There’s a thoughtful 2018 post which includes whether to include Forever War in LGBT fiction:
Silent Steppe: The Memoir of a Kazakh Nomad Under Stalin (Mukhamet Shayakhmetov, 2007)
Why this book? I’ve been in interested in traditional nomads for years, and once attended the Ölgii eagle festival in the Kazakh region of Mongolia.
Shayakhmetov was born in 1922 to a nomadic herder family by the Irtysh River in the eastern corner of Kazakhstan. Almost all of the book describes his life from ages 9–12, when communists abruptly ended their way of life, setting up collective farms, banning traditional marriage ceremonies, and setting up show trials and parades to channel farmers into the revolutionary spirit.

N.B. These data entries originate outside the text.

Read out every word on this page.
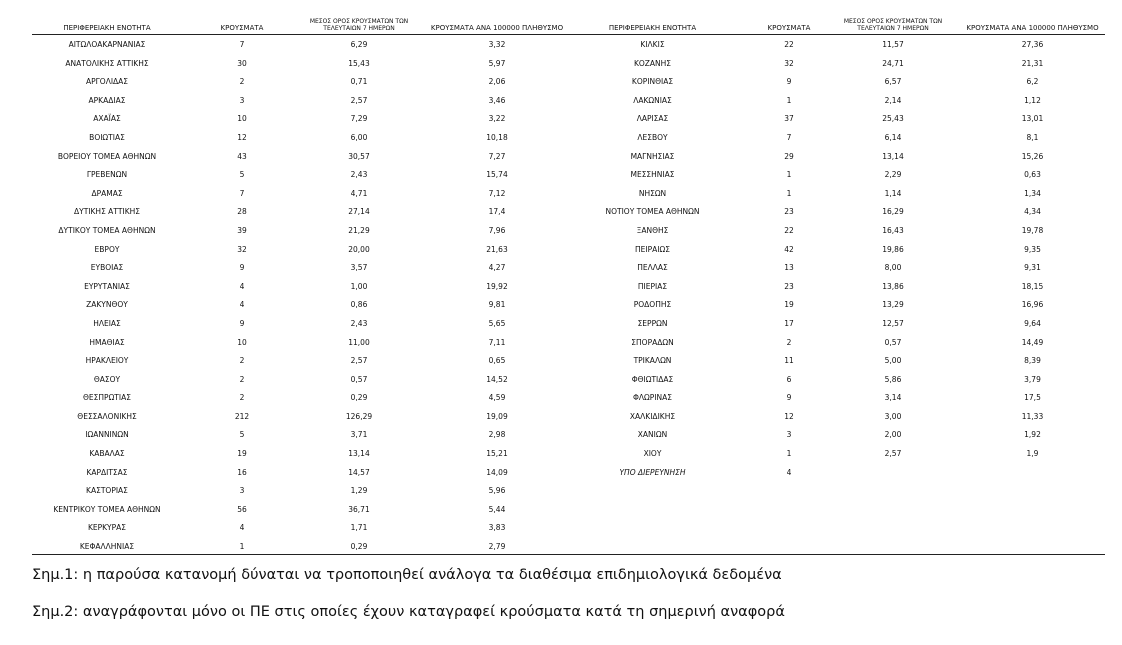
ΠΕΡΙΦΕΡΕΙΑΚΗ ΕΝΟΤΗΤΑ	ΚΡΟΥΣΜΑΤΑ
ΜΕΣΟΣ ΟΡΟΣ ΚΡΟΥΣΜΑΤΩΝ ΤΩΝ
ΤΕΛΕΥΤΑΙΩΝ 7 ΗΜΕΡΩΝ	ΚΡΟΥΣΜΑΤΑ ΑΝΑ 100000 ΠΛΗΘΥΣΜΟ
ΑΙΤΩΛΟΑΚΑΡΝΑΝΙΑΣ	7	6,29	3,32
ΑΝΑΤΟΛΙΚΗΣ ΑΤΤΙΚΗΣ	30	15,43	5,97
ΑΡΓΟΛΙΔΑΣ	2	0,71	2,06
ΑΡΚΑΔΙΑΣ	3	2,57	3,46
ΑΧΑΪΑΣ	10	7,29	3,22
ΒΟΙΩΤΙΑΣ	12	6,00	10,18
ΒΟΡΕΙΟΥ ΤΟΜΕΑ ΑΘΗΝΩΝ	43	30,57	7,27
ΓΡΕΒΕΝΩΝ	5	2,43	15,74
ΔΡΑΜΑΣ	7	4,71	7,12
ΔΥΤΙΚΗΣ ΑΤΤΙΚΗΣ	28	27,14	17,4
ΔΥΤΙΚΟΥ ΤΟΜΕΑ ΑΘΗΝΩΝ	39	21,29	7,96
ΕΒΡΟΥ	32	20,00	21,63
ΕΥΒΟΙΑΣ	9	3,57	4,27
ΕΥΡΥΤΑΝΙΑΣ	4	1,00	19,92
ΖΑΚΥΝΘΟΥ	4	0,86	9,81
ΗΛΕΙΑΣ	9	2,43	5,65
ΗΜΑΘΙΑΣ	10	11,00	7,11
ΗΡΑΚΛΕΙΟΥ	2	2,57	0,65
ΘΑΣΟΥ	2	0,57	14,52
ΘΕΣΠΡΩΤΙΑΣ	2	0,29	4,59
ΘΕΣΣΑΛΟΝΙΚΗΣ	212	126,29	19,09
ΙΩΑΝΝΙΝΩΝ	5	3,71	2,98
ΚΑΒΑΛΑΣ	19	13,14	15,21
ΚΑΡΔΙΤΣΑΣ	16	14,57	14,09
ΚΑΣΤΟΡΙΑΣ	3	1,29	5,96
ΚΕΝΤΡΙΚΟΥ ΤΟΜΕΑ ΑΘΗΝΩΝ	56	36,71	5,44
ΚΕΡΚΥΡΑΣ	4	1,71	3,83
ΚΕΦΑΛΛΗΝΙΑΣ	1	0,29	2,79
ΠΕΡΙΦΕΡΕΙΑΚΗ ΕΝΟΤΗΤΑ	ΚΡΟΥΣΜΑΤΑ
ΜΕΣΟΣ ΟΡΟΣ ΚΡΟΥΣΜΑΤΩΝ ΤΩΝ
ΤΕΛΕΥΤΑΙΩΝ 7 ΗΜΕΡΩΝ	ΚΡΟΥΣΜΑΤΑ ΑΝΑ 100000 ΠΛΗΘΥΣΜΟ
ΚΙΛΚΙΣ	22	11,57	27,36
ΚΟΖΑΝΗΣ	32	24,71	21,31
ΚΟΡΙΝΘΙΑΣ	9	6,57	6,2
ΛΑΚΩΝΙΑΣ	1	2,14	1,12
ΛΑΡΙΣΑΣ	37	25,43	13,01
ΛΕΣΒΟΥ	7	6,14	8,1
ΜΑΓΝΗΣΙΑΣ	29	13,14	15,26
ΜΕΣΣΗΝΙΑΣ	1	2,29	0,63
ΝΗΣΩΝ	1	1,14	1,34
ΝΟΤΙΟΥ ΤΟΜΕΑ ΑΘΗΝΩΝ	23	16,29	4,34
ΞΑΝΘΗΣ	22	16,43	19,78
ΠΕΙΡΑΙΩΣ	42	19,86	9,35
ΠΕΛΛΑΣ	13	8,00	9,31
ΠΙΕΡΙΑΣ	23	13,86	18,15
ΡΟΔΟΠΗΣ	19	13,29	16,96
ΣΕΡΡΩΝ	17	12,57	9,64
ΣΠΟΡΑΔΩΝ	2	0,57	14,49
ΤΡΙΚΑΛΩΝ	11	5,00	8,39
ΦΘΙΩΤΙΔΑΣ	6	5,86	3,79
ΦΛΩΡΙΝΑΣ	9	3,14	17,5
ΧΑΛΚΙΔΙΚΗΣ	12	3,00	11,33
ΧΑΝΙΩΝ	3	2,00	1,92
ΧΙΟΥ	1	2,57	1,9
ΥΠΟ ΔΙΕΡΕΥΝΗΣΗ	4
Σημ.1: η παρούσα κατανομή δύναται να τροποποιηθεί ανάλογα τα διαθέσιμα επιδημιολογικά δεδομένα
Σημ.2: αναγράφονται μόνο οι ΠΕ στις οποίες έχουν καταγραφεί κρούσματα κατά τη σημερινή αναφορά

A court reported that his father owned hundreds of animals, which got him labeled a kulak and tax-evader. Most Kazakhs suffered during this time from disease, famine, and new totalitarian rules, but Shayakhmetov’s family particularly suffered because few would risk educating, housing, or employing anyone in a kulak family. He was expelled from school and followed his mother from town to town to support his father in work camps, then to scavenge leftover wheat from mills and fields. There are a few positive childhood memories which stand out, such as kindness of strangers in difficult times, seeing a steamboat and train for the first time, or becoming a translator for Russians and Kazakhs suddenly living together.

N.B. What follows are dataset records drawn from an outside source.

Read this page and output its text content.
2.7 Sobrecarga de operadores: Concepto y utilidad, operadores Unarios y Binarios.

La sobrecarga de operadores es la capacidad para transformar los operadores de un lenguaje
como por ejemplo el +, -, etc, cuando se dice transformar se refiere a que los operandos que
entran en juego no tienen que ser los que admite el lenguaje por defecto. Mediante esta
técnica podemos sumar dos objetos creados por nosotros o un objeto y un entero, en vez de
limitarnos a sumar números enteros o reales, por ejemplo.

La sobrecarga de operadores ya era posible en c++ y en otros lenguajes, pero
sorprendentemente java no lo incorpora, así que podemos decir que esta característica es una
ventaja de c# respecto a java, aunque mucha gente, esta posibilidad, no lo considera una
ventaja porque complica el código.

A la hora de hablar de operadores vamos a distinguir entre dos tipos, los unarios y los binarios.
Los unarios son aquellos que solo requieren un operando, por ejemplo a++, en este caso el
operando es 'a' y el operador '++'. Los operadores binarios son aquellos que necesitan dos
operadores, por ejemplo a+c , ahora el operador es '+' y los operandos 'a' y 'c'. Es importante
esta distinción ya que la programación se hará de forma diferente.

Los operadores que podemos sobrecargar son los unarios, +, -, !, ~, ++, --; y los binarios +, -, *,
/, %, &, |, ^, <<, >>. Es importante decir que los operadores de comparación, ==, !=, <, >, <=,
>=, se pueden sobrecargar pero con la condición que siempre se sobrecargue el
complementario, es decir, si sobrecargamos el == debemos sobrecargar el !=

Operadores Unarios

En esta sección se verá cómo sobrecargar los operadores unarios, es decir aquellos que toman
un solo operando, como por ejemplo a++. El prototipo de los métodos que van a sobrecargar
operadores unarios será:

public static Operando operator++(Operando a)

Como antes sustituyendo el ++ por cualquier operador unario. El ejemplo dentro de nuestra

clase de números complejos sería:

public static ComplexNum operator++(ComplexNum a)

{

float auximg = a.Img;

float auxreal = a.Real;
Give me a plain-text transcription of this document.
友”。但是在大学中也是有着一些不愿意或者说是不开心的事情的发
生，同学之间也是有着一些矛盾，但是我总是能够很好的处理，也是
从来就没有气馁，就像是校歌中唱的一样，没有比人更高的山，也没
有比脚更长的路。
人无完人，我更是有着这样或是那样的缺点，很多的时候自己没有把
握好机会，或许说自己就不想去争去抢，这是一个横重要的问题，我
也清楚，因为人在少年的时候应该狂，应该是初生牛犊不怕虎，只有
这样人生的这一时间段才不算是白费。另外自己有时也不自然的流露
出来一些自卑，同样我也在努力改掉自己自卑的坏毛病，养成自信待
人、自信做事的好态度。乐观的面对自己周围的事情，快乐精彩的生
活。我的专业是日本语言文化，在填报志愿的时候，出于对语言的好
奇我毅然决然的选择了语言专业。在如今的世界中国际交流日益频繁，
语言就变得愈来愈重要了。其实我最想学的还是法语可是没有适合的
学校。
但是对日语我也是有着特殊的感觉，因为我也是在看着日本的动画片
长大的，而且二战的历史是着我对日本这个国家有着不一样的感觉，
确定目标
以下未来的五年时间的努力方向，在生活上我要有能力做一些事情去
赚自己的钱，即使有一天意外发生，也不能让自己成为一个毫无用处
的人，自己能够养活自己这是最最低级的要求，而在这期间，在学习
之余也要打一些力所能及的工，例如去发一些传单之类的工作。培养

The author draws on historical records, conversations with family (for example: detailing nomads’ experience under the Tsar), and more recent events in Kazakhstan to tell a more complete story. This retrospective voice is beneficial in later sections, when the author explains how he could join a young communist organization at school and patriotically help read out the new Soviet constitution:
Like so many others, I saw no contradiction in working within the system which had persecuted my family, choosing to believe that our sufferings were attributable to unscrupulous individuals, beginning with Stalin’s Soviet Party chief in Kazakhstan […] and then the underlings down the scale, rather than to Stalin himself and the ruthlessness of the ideology […] However evil the practice of the system, which led to mass destruction for the Kazakhs, I neither fostered nor harbored hostility for the system itself.
This region and time period was minimized to only a few sentences of the history that I learned in school. In this crazy year, I was moved by Shayakhmetov’s ability to continue on after being uprooted and put through so many challenges. I also saw how his strongest memories were which family ties were strained, and which broke, during those times.

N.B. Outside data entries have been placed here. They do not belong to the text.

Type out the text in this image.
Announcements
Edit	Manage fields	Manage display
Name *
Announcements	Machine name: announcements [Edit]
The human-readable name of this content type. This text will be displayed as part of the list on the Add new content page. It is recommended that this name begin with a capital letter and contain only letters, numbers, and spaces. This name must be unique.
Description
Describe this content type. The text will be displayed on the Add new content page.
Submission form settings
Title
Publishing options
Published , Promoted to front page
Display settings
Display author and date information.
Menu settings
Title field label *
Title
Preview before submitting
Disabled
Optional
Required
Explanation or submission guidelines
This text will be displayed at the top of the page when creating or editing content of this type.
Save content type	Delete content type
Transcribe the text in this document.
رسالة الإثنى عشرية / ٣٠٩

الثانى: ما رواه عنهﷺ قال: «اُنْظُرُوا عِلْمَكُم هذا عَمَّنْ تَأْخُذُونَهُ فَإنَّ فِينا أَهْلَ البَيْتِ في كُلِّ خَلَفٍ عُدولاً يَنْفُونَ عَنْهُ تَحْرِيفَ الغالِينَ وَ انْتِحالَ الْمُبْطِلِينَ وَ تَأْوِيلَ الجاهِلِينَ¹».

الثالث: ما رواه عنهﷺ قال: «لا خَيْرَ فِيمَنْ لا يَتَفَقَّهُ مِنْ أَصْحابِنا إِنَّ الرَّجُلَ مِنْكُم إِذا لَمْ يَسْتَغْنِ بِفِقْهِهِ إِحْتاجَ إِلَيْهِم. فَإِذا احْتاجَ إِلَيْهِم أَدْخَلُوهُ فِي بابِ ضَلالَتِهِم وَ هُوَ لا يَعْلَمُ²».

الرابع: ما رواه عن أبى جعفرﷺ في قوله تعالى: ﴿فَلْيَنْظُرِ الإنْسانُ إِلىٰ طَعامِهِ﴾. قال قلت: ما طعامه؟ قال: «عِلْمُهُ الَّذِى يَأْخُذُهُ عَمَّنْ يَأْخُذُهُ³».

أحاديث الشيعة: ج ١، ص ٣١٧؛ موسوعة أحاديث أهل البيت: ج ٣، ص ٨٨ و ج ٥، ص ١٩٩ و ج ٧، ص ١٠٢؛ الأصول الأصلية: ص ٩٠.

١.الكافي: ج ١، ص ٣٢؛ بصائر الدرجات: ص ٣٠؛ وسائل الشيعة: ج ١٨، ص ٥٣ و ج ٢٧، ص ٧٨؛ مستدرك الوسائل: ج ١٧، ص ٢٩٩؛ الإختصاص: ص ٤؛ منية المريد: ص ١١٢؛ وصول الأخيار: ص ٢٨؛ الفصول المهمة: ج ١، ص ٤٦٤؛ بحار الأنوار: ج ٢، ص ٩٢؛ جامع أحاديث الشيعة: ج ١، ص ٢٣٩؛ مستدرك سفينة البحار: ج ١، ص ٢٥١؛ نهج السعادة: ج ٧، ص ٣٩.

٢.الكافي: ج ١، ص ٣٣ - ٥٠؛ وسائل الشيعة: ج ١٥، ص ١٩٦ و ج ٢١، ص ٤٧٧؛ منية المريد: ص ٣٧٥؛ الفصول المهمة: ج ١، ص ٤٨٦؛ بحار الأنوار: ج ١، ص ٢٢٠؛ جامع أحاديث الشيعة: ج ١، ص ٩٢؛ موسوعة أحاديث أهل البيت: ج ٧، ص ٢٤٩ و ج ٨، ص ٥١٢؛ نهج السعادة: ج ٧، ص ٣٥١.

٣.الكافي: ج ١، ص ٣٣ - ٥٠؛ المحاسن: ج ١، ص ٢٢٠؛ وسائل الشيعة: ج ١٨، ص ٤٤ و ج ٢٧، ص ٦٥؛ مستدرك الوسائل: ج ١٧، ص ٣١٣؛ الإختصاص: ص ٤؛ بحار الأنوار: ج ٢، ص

The Last Days of El Comandante (Alberto Barrera Tyszka, 2020 translation)
This is a piece of historical fiction from several different perspectives during Chavez’s last year (2012–2013). Chavez was open about having cancer, but left much open to mystery, leading a journalist wanting to investigate, and a retired oncologist annoyed by questioning relatives.
We get mini-portraits of characters: an American fascinated by Chavez’s charisma, a mother pulling her daughter from school after seeing news reports on violence, people trying to stay politically neutral while living with radicals, Venezuelans who fled the country for opportunity, or coming home to retire. They all cross paths through an apartment complex in Caracas, but this connection is faintly drawn — it is better just to think of it as a collection of voices of this time period.
This book didn’t click with me, maybe because it was too many parables with a known conclusion (we know it’s the last days of Chavez).